Our semester officially starts tomorrow -- I have a couple of days to continue creating my new graduate course, since it won't be until Thursday. It's an entirely new seminar, designed to dovetail with my current research interests --which makes it more interesting to create, but also means I keep rethinking the organizational structure.
I think there's a reigning assumption in the academy (at least in my field) that teaching graduate students is the privilege/luxury we all desire, or aspire towards. And if I were teaching top notch graduate students in a real Research U, maybe that would be true. Mostly I have really enjoyed my graduate classes here, but it's not a form of teaching that I privilege above all others. In fact, I think I'm a better teacher of undergraduates -- and there are many things about undergraduate education that I understand and enjoy much more. The goals for a senior-level course are much clearer to me, for instance, than the goals for a graduate course that will include everything from novice MA students to PhD students in non-literature subfields, to PhD students in my subfield.
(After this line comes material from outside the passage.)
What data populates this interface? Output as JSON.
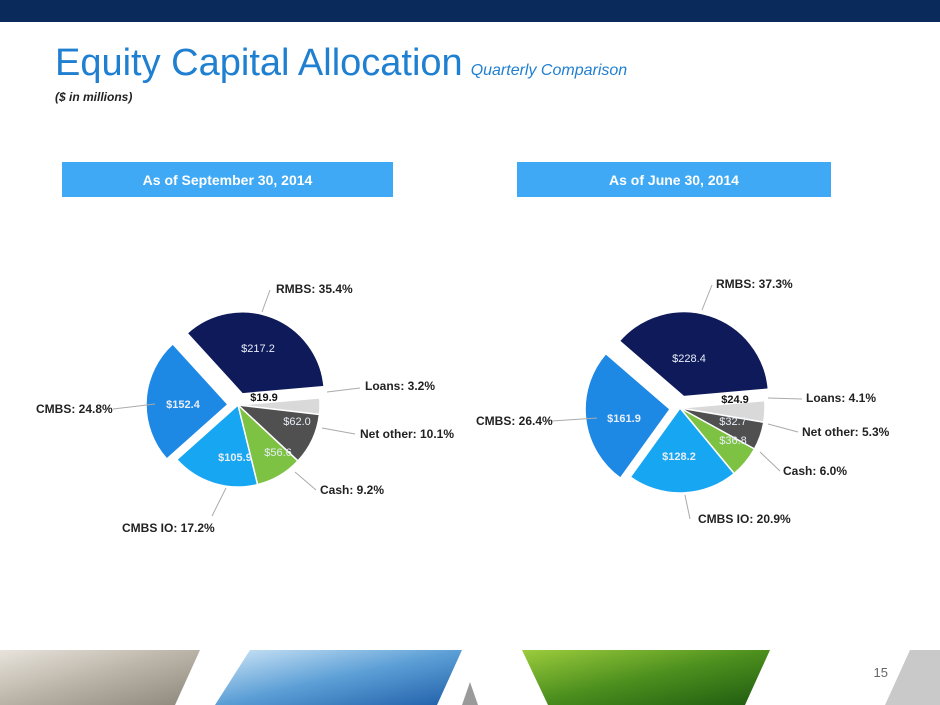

One of the pervasive dynamics of graduate education (both postitive and negative) is that of replication: graduate advisors are often thought to be (or think of themselves as) turning out younger, newer, fresher versions of themselves. Or the department is thought to stamp you in its mold, to be turning out X number of new units per year.
But the graduate students I have here at Large Urban U are nothing like the graduate student I was, just as this department is nothing like that department. I couldn't replicate myself and my peers even if I thought that was a good thing to do (which I don't).
Our graduate students are here for very different reasons; they have often indifferent skills, & mediocre preparation upon entry; and their career possibilities are radically different. So replication of my experience would be all wrong for these studnets (although I think several of my colleagues still feel that to be their personal mission). What I find challenging is figuring out what exactly is the right thing to give them in a course.
No one ever discusses graduate-level pedagogy. We had training as graduate students in how to teach freshmen; the faculty in my dept sometimes have discussions about the majors. But graduate seminars are vested with the tweedy cloak of Tradition, of Venerable Practices that are assumed to be handed down through the academic generations.
Truthfully: I had one teacher in graduate school who was actually a good teacher. I had courses with many brilliant people, some of whom were good mentors or conversationalists -- but I mostly experienced graduate seminars as negative examples, as models of what NOT to do in a class. Graduate education in my experience was largely a process of self-education. And at some level, that's how it should be -- what students should be learning are the skills and background knowledge to enable them to do individual autonomous research. But it's hard sometimes to even know where to begin. Especially when you only have 45 hours with them in the semester.